Surprisingly, most seemed to involve Richard Madeley in some form or another.

Madeley's journalistic prowess came to the fore when interviewing Shakin' Stevens in his extreme youth on early 80's regional programme Calendar goes Pop!. "You do 50's music don't you?" Began the intrepid pre-Judy presenter. Stevens insisted he was an 80's performer doing 80's music. He was so impressed by Madeley's journalistic probing that he proceeded to attack him for the rest of the interview in an attempt to wrestle him to the floor in front of the live audience and two of Status Quo.

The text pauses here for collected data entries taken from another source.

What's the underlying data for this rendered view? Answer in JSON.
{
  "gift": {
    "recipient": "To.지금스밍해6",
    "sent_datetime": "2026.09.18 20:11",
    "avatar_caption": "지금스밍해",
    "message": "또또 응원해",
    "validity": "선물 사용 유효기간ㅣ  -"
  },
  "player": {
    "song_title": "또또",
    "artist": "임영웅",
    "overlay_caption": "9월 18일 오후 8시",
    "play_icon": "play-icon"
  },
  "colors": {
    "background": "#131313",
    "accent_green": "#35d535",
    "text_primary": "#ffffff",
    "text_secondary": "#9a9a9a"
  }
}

The programme also featured more recent moments of note. This included an item in 2004 on Richard and Judy about the merits of piss drinking (or Urine Therapy as they opted to call it). This time Richard took the lead with Judy intermittently yelping in horror as 'Urine Therapist' Jim Crawford outlined the benefits of the yellow stuff sat in a glass on the table. "But its got germs!" Judy wailed, "No it hasn't" admonished piss doctor to the by now near-hysterical Judy as he proceeded to glug down a full glass of his own piss to a fascinated Madeley.

Judy: Oh My GOD

Richard: How would you describe the flavour?